'Oh, don't wait. I mightn't come to Sassnitz.'
'Oh well, I'll be sure to pick you up again somewhere. It isn't a very big island, and you are a conspicuous object, driving round it.'
This was true. So long as I was on that island I could not hope to escape Charlotte. I entered Binz in a state of moody acquiescence.
Every hotel was full, and every room in the villas was taken. It was the Göhren experience over again. At last we found shelter by the merest chance in the prettiest house in the place—we had not dared inquire there, certain that its rooms would be taken first of all—a little house on the sands, overhung at the back by beechwoods, its windows garnished with bright yellow damask curtains, its roof very red, and its walls very white. A most cheerful, trim little house, with a nice tiled path up to the door, and pots of geraniums on its sills. A cleanly person of the usual decent widow type welcomed us with a cordiality contrasting pleasantly with the indifference of those widows whose rooms had been all engaged. The entire lower floor, she said, was at our disposal. We each had a bedroom opening on to a verandah that seemed to hang right over the sea; and there was a dining-room, and a beautiful blue-and-white kitchen if we wanted to cook, and a spacious chamber for Gertrud. The price was low. Even when I said that we should probably only stay one or two nights it did not go up. The widow explained that the rooms were engaged for the entire season, but that the Berlin gentleman who had taken them was unavoidably prevented coming, which was the reason why we might have them, for it was not her habit to take in the passing stranger.

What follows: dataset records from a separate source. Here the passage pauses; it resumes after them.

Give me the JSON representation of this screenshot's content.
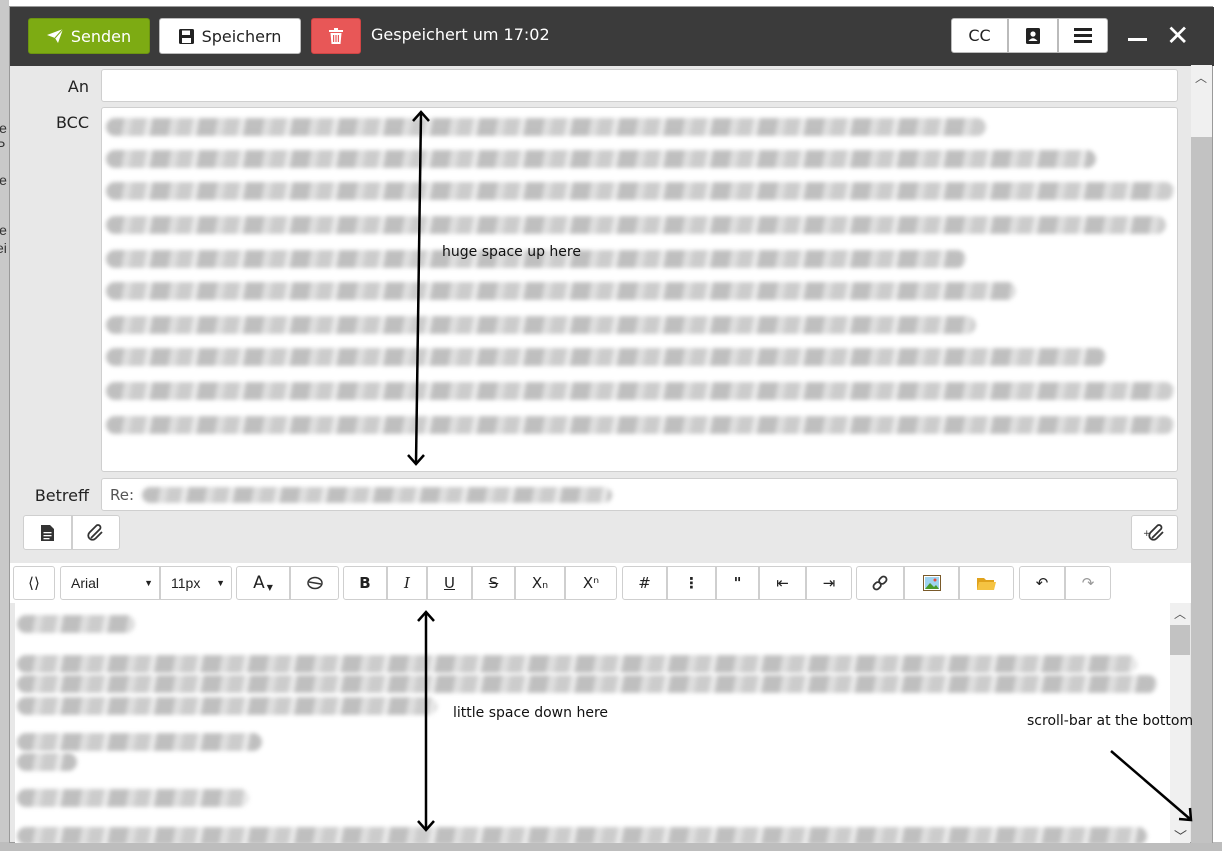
{
  "toolbar": {
    "send_label": "Senden",
    "save_label": "Speichern",
    "saved_status": "Gespeichert um 17:02",
    "cc_label": "CC"
  },
  "fields": {
    "to_label": "An",
    "to_value": "",
    "bcc_label": "BCC",
    "subject_label": "Betreff",
    "subject_prefix": "Re:"
  },
  "editor": {
    "source_label": "⟨⟩",
    "font_family": "Arial",
    "font_size": "11px",
    "font_color_label": "A",
    "bold_label": "B",
    "italic_label": "I",
    "underline_label": "U",
    "strike_label": "S",
    "subscript_label": "Xₙ",
    "superscript_label": "Xⁿ",
    "ordered_list_label": "#",
    "bullet_list_label": "⋮",
    "quote_label": "\"",
    "outdent_label": "⇤",
    "indent_label": "⇥",
    "undo_label": "↶",
    "redo_label": "↷"
  },
  "annotations": {
    "top_note": "huge space up here",
    "bottom_note": "little space down here",
    "scroll_note": "scroll-bar at the bottom"
  },
  "colors": {
    "send_green": "#7dab13",
    "delete_red": "#e85757",
    "titlebar": "#3b3b3b"
  },
  "icons": {
    "send": "paper-plane-icon",
    "save": "floppy-disk-icon",
    "delete": "trash-icon",
    "contacts": "address-book-icon",
    "menu": "hamburger-menu-icon",
    "close": "close-icon"
  }
}
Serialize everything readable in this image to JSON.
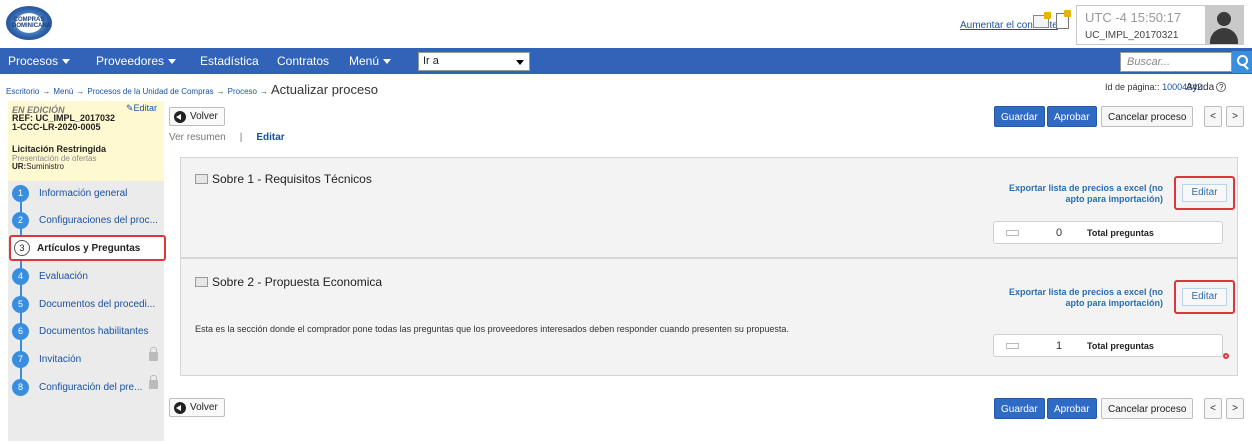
{
  "header": {
    "logo_text": "COMPRAS DOMINICANA",
    "contrast_link": "Aumentar el contraste",
    "time": "UTC -4 15:50:17",
    "user": "UC_IMPL_20170321"
  },
  "nav": {
    "items": [
      {
        "label": "Procesos"
      },
      {
        "label": "Proveedores"
      },
      {
        "label": "Estadística"
      },
      {
        "label": "Contratos"
      },
      {
        "label": "Menú"
      }
    ],
    "goto_value": "Ir a",
    "search_placeholder": "Buscar..."
  },
  "breadcrumb": {
    "items": [
      "Escritorio",
      "Menú",
      "Procesos de la Unidad de Compras",
      "Proceso"
    ],
    "separator": "→",
    "current": "Actualizar proceso"
  },
  "page_id": {
    "label": "Id de página::",
    "value": "10004342"
  },
  "help_label": "Ayuda",
  "process": {
    "status": "EN EDICIÓN",
    "edit_link": "Editar",
    "ref_line1": "REF: UC_IMPL_2017032",
    "ref_line2": "1-CCC-LR-2020-0005",
    "type": "Licitación Restringida",
    "stage": "Presentación de ofertas",
    "ur_label": "UR:",
    "ur_value": "Suministro"
  },
  "steps": [
    {
      "num": "1",
      "label": "Información general",
      "locked": false
    },
    {
      "num": "2",
      "label": "Configuraciones del proc...",
      "locked": false
    },
    {
      "num": "3",
      "label": "Artículos y Preguntas",
      "locked": false,
      "active": true
    },
    {
      "num": "4",
      "label": "Evaluación",
      "locked": false
    },
    {
      "num": "5",
      "label": "Documentos del procedi...",
      "locked": false
    },
    {
      "num": "6",
      "label": "Documentos habilitantes",
      "locked": false
    },
    {
      "num": "7",
      "label": "Invitación",
      "locked": true
    },
    {
      "num": "8",
      "label": "Configuración del pre...",
      "locked": true
    }
  ],
  "actions": {
    "back": "Volver",
    "save": "Guardar",
    "approve": "Aprobar",
    "cancel": "Cancelar proceso",
    "prev": "<",
    "next": ">"
  },
  "tabs": {
    "summary": "Ver resumen",
    "separator": "|",
    "edit": "Editar"
  },
  "sections": [
    {
      "title": "Sobre 1 - Requisitos Técnicos",
      "export": "Exportar lista de precios a excel (no apto para importación)",
      "edit": "Editar",
      "count": "0",
      "count_label": "Total preguntas",
      "description": ""
    },
    {
      "title": "Sobre 2 - Propuesta Economica",
      "export": "Exportar lista de precios a excel (no apto para importación)",
      "edit": "Editar",
      "count": "1",
      "count_label": "Total preguntas",
      "description": "Esta es la sección donde el comprador pone todas las preguntas que los proveedores interesados deben responder cuando presenten su propuesta."
    }
  ],
  "colors": {
    "navbar": "#3164b8",
    "link": "#1a52a3",
    "highlight": "#d9363e",
    "primary_button": "#2f6bc4",
    "info_box": "#fff9d1"
  }
}
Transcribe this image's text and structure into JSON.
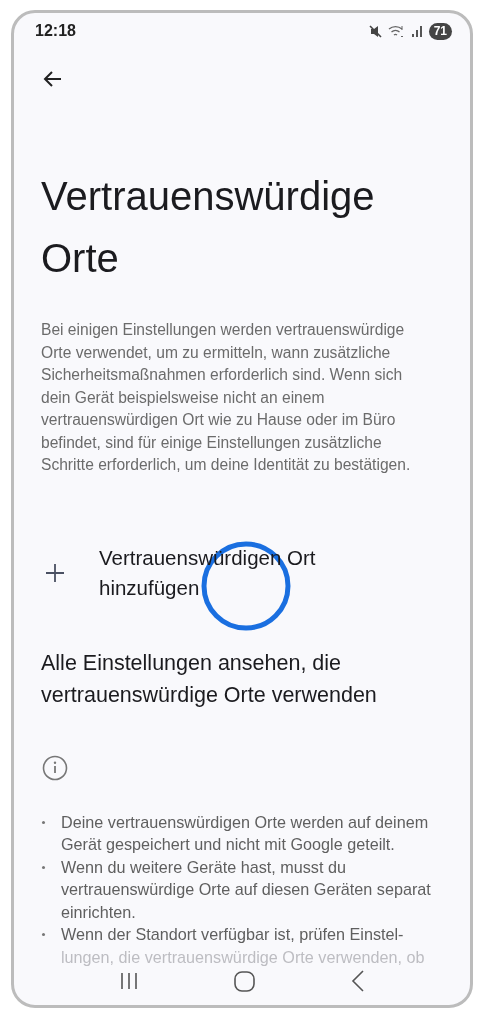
{
  "status_bar": {
    "time": "12:18",
    "battery": "71"
  },
  "title": "Vertrauenswürdige Orte",
  "description": "Bei einigen Einstellungen werden vertrauenswürdige Orte verwendet, um zu ermitteln, wann zusätzliche Sicherheitsmaßnahmen erforderlich sind. Wenn sich dein Gerät beispielsweise nicht an einem vertrauenswürdigen Ort wie zu Hause oder im Büro befindet, sind für einige Einstellungen zusätzliche Schritte erforderlich, um deine Identität zu bestätigen.",
  "add_action": {
    "label": "Vertrauenswürdigen Ort hinzufügen"
  },
  "settings_link": "Alle Einstellungen ansehen, die vertrauenswürdige Orte verwenden",
  "info_bullets": [
    {
      "text": "Deine vertrauenswürdigen Orte werden auf deinem Gerät gespeichert und nicht mit Google geteilt."
    },
    {
      "text": "Wenn du weitere Geräte hast, musst du vertrauenswürdige Orte auf diesen Geräten separat einrichten."
    },
    {
      "text": "Wenn der Standort verfügbar ist, prüfen Einstel-",
      "faded_lines": [
        "lungen, die vertrauenswürdige Orte verwenden, ob"
      ]
    }
  ],
  "touch_indicator": true
}
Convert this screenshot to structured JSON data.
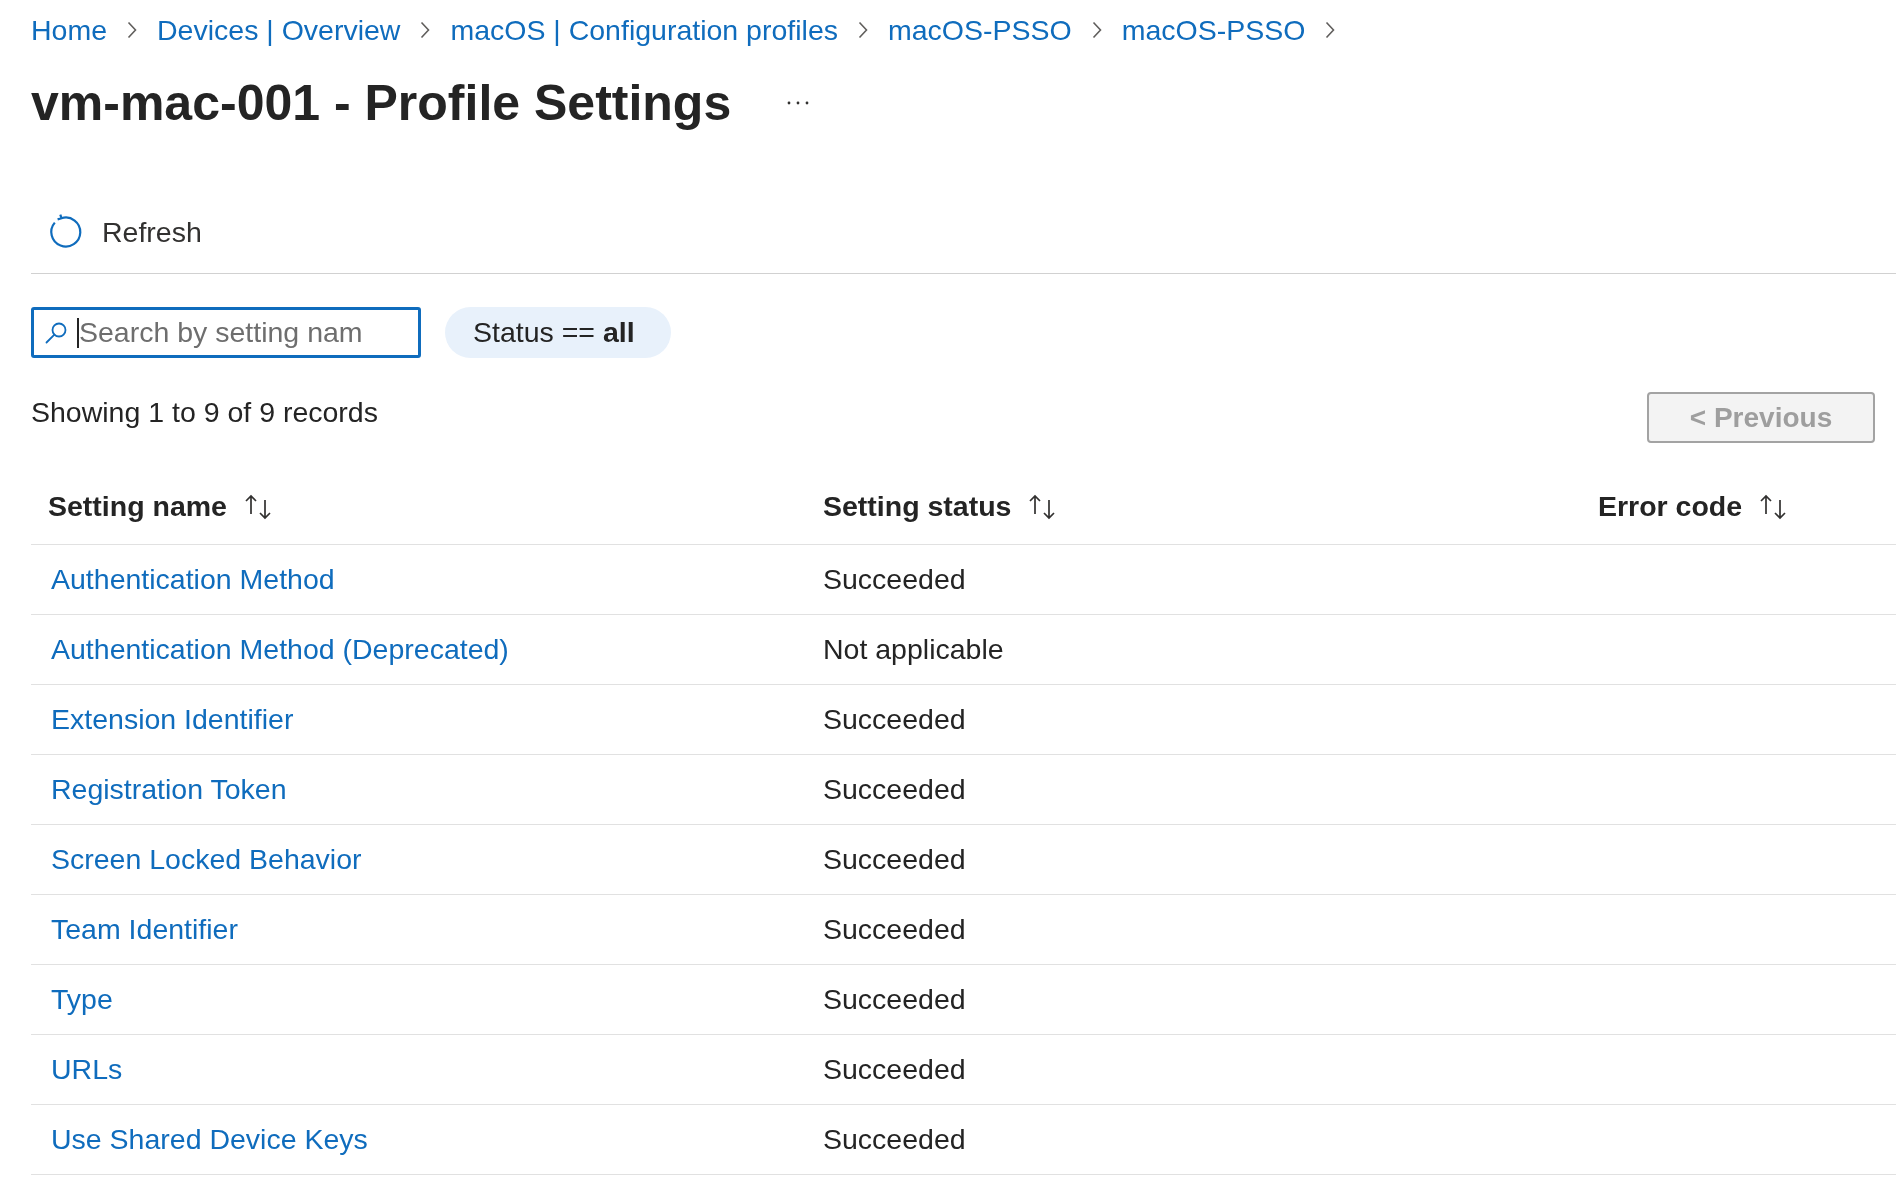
{
  "breadcrumb": [
    "Home",
    "Devices | Overview",
    "macOS | Configuration profiles",
    "macOS-PSSO",
    "macOS-PSSO"
  ],
  "page": {
    "title": "vm-mac-001 - Profile Settings"
  },
  "toolbar": [
    {
      "label": "Refresh",
      "kind": "refresh"
    }
  ],
  "search": {
    "placeholder": "Search by setting nam",
    "focused": true
  },
  "filter": {
    "label": "Status == **all**"
  },
  "records_summary": "Showing 1 to 9 of 9 records",
  "pagination": {
    "previous": {
      "label": "< Previous",
      "disabled": true
    }
  },
  "table": {
    "columns": [
      {
        "label": "Setting name",
        "sortable": true
      },
      {
        "label": "Setting status",
        "sortable": true
      },
      {
        "label": "Error code",
        "sortable": true
      }
    ],
    "rows": [
      {
        "setting_name": "Authentication Method",
        "setting_status": "Succeeded"
      },
      {
        "setting_name": "Authentication Method (Deprecated)",
        "setting_status": "Not applicable"
      },
      {
        "setting_name": "Extension Identifier",
        "setting_status": "Succeeded"
      },
      {
        "setting_name": "Registration Token",
        "setting_status": "Succeeded"
      },
      {
        "setting_name": "Screen Locked Behavior",
        "setting_status": "Succeeded"
      },
      {
        "setting_name": "Team Identifier",
        "setting_status": "Succeeded"
      },
      {
        "setting_name": "Type",
        "setting_status": "Succeeded"
      },
      {
        "setting_name": "URLs",
        "setting_status": "Succeeded"
      },
      {
        "setting_name": "Use Shared Device Keys",
        "setting_status": "Succeeded"
      }
    ]
  }
}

I asked whether it were likely that the Berlin gentleman might yet appear and turn us out. She stared at me a moment as though struck by my question, and then shook her head. 'No, no,' she said decidedly; 'he will not appear.'
A very pretty little maidservant who was bringing in our luggage was so much perturbed by my innocent inquiry that she let the things drop.
'Hedwig, do not be a fool,' said the widow sternly. 'The gentleman,' she went on, turning to me, 'cannot come, because he is dead.'
'Oh,' I said, silenced by the excellence of the reason.
Charlotte, being readier of speech, said 'Indeed.'
The reason was a good one; but when I heard it it seemed as if the pleasant rooms with the beds all ready and everything set out for the expected one took on a look of awfulness. It is true it was now past eight o'clock, and the sun had gone, and across the bay the dusk was creeping. I went out through the long windows to the little verandah. It had white pillars of great apparent massiveness, which looked as though they were meant to support vast weights of masonry; and through them I watched the water rippling in slow, steely ripples along the sand just beneath me, and the ripples had the peculiar lonely sound that slight waves have in the evening when they lick a deserted shore.